Thursday, August 11, 2011

The FDA has just approved a new form of birth control called "waytoomanyinabed". A longitudinal and horizontal study reports that this Rx, taken properly over the course of several years, will absolutely and effectively prevent prenancy. Research dating from ancient heiroglyphics, early Chinese cave paintings and recent texts confirm this data. The recommended dose varies by individual, but a benchmark of 3 children, 1 old dog, 1 smallish biting puppy and 1 screeching guinea pig is a suitable start.
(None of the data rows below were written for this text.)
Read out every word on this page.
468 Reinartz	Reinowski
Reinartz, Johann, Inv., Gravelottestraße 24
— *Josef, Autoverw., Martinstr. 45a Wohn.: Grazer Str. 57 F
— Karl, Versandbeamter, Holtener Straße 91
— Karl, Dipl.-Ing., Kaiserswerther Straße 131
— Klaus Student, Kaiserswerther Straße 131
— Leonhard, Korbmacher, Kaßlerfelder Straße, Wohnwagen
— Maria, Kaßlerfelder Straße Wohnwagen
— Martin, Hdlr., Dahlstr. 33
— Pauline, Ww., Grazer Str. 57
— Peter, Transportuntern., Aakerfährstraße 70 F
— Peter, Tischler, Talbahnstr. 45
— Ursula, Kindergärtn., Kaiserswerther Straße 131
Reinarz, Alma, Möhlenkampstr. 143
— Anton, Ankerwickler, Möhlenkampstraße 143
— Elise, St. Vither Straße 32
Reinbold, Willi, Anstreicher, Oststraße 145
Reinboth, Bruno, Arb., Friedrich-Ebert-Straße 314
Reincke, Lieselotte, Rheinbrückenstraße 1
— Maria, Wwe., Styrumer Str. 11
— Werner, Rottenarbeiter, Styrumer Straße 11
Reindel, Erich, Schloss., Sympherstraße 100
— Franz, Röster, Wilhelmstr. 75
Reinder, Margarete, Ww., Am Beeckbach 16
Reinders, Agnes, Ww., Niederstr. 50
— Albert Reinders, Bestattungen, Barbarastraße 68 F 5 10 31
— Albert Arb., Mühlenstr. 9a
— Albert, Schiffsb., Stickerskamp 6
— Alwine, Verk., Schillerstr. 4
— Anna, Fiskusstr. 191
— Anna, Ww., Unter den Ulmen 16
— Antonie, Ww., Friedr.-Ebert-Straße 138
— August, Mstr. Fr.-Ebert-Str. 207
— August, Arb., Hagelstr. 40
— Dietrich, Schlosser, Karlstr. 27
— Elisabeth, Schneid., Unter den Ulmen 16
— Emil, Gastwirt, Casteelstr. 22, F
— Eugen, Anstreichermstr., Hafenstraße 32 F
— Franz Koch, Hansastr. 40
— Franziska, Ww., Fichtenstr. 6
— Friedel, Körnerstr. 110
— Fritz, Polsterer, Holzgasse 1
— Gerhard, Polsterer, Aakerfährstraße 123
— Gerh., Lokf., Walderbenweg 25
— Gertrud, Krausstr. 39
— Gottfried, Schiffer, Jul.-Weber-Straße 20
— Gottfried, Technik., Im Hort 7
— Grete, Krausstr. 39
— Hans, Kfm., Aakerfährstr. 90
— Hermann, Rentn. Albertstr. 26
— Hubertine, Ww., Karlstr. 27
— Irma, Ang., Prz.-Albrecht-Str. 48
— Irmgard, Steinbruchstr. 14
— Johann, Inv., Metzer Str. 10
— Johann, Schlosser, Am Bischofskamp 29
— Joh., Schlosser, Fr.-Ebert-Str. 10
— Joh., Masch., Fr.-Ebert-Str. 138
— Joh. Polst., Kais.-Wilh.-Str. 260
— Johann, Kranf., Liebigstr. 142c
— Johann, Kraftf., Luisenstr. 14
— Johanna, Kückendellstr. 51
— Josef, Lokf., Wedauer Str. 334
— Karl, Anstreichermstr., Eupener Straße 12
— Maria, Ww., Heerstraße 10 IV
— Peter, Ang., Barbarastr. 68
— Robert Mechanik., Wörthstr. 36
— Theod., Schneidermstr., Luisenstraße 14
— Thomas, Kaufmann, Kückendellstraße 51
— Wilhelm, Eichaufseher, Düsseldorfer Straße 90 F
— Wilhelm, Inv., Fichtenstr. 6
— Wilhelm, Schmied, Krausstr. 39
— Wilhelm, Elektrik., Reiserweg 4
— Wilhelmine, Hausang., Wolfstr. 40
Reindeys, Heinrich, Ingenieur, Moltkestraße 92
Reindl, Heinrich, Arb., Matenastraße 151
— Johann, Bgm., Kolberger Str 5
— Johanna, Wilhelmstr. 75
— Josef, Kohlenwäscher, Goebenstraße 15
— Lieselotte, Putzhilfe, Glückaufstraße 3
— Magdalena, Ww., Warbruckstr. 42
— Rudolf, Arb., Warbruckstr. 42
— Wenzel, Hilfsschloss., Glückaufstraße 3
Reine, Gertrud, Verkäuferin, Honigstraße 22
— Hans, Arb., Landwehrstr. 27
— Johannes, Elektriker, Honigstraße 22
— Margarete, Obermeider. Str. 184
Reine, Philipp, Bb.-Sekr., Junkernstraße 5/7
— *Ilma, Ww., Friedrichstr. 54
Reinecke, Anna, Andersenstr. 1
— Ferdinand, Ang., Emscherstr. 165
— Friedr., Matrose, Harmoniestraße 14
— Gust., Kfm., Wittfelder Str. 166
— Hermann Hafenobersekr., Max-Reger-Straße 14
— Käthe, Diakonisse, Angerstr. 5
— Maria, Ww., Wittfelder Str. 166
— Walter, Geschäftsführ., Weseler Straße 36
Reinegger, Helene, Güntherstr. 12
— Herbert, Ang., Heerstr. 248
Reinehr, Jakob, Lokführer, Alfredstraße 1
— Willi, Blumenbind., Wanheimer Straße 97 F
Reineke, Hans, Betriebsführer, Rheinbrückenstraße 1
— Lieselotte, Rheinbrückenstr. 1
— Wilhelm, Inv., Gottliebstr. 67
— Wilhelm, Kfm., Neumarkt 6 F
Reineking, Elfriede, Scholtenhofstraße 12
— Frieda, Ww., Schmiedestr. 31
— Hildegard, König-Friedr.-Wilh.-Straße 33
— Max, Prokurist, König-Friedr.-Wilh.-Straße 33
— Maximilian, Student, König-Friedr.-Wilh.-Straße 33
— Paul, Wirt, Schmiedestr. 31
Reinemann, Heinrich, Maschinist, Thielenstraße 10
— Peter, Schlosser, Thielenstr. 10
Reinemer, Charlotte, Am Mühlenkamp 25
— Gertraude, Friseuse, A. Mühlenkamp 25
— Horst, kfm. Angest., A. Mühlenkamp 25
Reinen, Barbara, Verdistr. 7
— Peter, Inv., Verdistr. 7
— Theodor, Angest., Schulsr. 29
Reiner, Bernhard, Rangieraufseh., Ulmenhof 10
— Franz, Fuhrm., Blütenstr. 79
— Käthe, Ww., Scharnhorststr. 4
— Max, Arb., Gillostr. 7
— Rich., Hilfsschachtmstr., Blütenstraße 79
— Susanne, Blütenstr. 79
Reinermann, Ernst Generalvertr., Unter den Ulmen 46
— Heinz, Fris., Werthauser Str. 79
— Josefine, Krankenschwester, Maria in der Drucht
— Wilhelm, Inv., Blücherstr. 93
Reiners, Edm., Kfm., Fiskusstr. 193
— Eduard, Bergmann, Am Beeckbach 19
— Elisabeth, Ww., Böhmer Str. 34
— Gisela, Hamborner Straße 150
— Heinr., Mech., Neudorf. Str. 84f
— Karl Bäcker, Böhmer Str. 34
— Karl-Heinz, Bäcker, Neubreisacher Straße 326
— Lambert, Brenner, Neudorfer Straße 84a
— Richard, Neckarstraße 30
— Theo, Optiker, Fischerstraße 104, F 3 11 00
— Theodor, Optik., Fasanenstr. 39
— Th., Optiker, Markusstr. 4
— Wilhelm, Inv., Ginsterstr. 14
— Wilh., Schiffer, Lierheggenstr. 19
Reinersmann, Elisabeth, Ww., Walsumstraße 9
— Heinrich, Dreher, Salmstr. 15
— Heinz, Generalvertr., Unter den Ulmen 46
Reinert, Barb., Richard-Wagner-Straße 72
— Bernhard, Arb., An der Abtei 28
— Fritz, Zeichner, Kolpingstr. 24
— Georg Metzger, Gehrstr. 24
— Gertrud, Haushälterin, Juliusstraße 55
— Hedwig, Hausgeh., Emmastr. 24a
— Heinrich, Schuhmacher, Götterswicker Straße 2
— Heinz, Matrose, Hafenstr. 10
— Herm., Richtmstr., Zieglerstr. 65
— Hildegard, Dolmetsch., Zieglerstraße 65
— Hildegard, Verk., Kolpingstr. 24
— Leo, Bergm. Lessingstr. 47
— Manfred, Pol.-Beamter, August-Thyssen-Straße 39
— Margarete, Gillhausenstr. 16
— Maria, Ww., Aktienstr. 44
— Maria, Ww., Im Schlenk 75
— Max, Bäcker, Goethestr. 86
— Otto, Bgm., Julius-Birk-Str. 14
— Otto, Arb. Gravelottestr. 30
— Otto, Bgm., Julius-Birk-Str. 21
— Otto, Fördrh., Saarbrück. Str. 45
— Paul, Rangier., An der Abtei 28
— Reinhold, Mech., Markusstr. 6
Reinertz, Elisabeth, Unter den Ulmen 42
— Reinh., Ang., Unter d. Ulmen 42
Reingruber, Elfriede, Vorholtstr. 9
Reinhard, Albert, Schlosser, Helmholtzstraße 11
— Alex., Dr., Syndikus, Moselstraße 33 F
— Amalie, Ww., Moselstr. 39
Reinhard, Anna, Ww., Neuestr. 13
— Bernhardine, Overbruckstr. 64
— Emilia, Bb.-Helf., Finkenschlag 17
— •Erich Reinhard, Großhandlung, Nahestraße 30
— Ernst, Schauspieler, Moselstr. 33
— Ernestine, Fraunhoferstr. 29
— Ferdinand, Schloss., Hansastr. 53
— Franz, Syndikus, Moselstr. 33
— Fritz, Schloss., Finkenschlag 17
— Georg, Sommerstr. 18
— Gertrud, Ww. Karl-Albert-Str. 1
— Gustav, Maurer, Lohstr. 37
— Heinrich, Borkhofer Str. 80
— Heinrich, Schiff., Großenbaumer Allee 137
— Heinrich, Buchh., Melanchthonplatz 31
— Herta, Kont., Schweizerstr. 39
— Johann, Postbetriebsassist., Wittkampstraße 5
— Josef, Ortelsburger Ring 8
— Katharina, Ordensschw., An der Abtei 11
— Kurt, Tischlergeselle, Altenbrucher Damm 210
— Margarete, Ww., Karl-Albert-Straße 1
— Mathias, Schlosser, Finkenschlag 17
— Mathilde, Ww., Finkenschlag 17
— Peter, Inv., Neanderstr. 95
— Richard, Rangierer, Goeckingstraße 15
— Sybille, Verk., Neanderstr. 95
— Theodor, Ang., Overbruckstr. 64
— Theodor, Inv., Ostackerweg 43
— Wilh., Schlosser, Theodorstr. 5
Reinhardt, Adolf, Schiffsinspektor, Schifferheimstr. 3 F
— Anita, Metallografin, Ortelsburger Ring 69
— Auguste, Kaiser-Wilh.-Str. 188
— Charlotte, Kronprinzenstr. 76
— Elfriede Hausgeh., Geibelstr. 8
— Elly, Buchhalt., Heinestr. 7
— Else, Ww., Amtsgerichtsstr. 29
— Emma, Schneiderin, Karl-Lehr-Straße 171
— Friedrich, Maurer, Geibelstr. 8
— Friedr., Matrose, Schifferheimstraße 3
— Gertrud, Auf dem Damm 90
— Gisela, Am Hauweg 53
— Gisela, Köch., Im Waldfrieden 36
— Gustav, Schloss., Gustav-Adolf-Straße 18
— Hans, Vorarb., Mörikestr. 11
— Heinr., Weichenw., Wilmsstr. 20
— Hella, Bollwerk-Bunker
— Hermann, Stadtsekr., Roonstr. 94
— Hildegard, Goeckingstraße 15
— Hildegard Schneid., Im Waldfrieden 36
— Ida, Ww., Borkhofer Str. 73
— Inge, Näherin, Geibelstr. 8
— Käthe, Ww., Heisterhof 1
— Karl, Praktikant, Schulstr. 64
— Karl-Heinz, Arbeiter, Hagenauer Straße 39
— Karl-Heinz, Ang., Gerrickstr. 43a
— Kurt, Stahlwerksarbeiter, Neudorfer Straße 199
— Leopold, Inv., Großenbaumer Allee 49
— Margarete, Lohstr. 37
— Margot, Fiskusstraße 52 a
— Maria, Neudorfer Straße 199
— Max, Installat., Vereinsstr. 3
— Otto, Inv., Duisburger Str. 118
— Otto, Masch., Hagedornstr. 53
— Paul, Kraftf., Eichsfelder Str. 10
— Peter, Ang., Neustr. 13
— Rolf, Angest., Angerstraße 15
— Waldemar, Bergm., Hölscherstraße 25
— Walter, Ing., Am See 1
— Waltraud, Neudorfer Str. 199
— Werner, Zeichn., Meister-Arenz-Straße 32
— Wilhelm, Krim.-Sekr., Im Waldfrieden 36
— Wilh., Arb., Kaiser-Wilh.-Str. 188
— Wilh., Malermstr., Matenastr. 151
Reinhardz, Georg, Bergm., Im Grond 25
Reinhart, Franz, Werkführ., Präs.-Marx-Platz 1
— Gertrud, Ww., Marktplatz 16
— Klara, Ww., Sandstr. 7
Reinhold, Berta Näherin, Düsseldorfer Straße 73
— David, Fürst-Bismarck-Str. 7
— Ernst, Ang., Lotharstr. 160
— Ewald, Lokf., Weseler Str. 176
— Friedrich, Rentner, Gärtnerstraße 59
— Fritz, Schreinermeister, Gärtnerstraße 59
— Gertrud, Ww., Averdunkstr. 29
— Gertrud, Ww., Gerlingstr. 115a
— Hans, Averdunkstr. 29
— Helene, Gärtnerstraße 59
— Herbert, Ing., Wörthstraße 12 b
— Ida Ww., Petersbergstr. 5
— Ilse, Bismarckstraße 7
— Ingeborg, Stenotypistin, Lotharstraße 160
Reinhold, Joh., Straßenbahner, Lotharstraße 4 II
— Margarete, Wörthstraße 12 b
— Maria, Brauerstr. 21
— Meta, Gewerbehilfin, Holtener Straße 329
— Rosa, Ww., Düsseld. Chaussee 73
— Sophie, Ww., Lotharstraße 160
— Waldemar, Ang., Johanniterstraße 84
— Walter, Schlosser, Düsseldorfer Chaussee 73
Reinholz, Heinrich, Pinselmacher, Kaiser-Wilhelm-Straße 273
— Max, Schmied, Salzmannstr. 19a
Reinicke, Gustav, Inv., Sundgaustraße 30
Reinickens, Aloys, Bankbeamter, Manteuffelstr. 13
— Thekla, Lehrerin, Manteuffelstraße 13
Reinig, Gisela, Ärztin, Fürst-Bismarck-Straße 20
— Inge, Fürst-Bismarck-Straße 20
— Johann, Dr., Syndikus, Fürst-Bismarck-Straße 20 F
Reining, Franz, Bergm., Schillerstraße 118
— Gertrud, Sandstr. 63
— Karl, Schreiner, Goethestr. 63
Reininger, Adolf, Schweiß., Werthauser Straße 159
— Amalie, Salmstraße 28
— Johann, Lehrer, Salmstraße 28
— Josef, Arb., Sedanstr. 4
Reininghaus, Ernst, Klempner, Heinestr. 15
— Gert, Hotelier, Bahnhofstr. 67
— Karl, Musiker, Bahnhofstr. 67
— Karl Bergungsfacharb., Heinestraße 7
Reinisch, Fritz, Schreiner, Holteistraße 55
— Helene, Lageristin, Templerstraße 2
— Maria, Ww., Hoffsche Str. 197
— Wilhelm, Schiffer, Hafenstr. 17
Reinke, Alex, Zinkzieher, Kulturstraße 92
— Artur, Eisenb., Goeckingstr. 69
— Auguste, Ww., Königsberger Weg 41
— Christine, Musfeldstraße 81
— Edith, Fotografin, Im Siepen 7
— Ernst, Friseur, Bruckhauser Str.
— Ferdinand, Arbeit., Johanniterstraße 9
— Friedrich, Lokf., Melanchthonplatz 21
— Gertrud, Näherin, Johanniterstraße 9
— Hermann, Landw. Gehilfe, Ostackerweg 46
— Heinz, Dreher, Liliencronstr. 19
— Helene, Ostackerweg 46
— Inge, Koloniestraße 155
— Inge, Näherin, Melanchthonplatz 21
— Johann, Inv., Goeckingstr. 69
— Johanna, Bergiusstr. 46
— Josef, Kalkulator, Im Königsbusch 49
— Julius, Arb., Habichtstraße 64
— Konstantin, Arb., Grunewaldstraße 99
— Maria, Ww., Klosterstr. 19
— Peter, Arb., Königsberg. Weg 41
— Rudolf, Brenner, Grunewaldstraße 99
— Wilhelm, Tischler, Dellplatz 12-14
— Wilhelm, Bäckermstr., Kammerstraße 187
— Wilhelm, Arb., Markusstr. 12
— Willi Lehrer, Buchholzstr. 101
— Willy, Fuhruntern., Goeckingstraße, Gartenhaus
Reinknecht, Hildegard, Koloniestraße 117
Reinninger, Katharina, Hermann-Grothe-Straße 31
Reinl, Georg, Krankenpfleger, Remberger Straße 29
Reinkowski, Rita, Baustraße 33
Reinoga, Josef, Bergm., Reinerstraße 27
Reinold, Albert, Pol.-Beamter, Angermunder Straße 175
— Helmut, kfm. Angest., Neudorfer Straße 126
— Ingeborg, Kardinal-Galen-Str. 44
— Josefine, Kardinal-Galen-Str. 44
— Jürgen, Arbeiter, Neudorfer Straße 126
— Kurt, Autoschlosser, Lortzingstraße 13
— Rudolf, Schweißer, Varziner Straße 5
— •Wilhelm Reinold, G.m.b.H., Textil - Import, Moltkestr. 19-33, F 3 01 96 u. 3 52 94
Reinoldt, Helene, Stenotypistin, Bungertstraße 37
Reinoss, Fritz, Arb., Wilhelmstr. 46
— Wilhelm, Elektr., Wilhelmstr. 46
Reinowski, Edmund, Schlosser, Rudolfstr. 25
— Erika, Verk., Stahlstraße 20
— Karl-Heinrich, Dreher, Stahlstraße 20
Side Effects: sleeplessness, drowsiness, abnormal hair growth, alopecia, pregnancy, irritability, restlessness, lethargy, confusion, headache, backache, toothache, belly ache, indigestion, nausea, anger, hostilty, hallucinations, drug abuse, midnight snacking, late night infomercial watching, impulse buying, blogging, FB stalking, paranoia, bad hair, mismatched shoes, strained eyes, strained peas, messy pedicures, sloppy speech, incomplete thoughts and sentences, loose synapses, yelling, crying, giggles, the crazy eyes and swearing.

Warning: Do not operate heavy farm equipment or firearms while under the influence of waytoomanyinabed.

Best if taken before midnight with a whoopie pie or a pint of ice cream.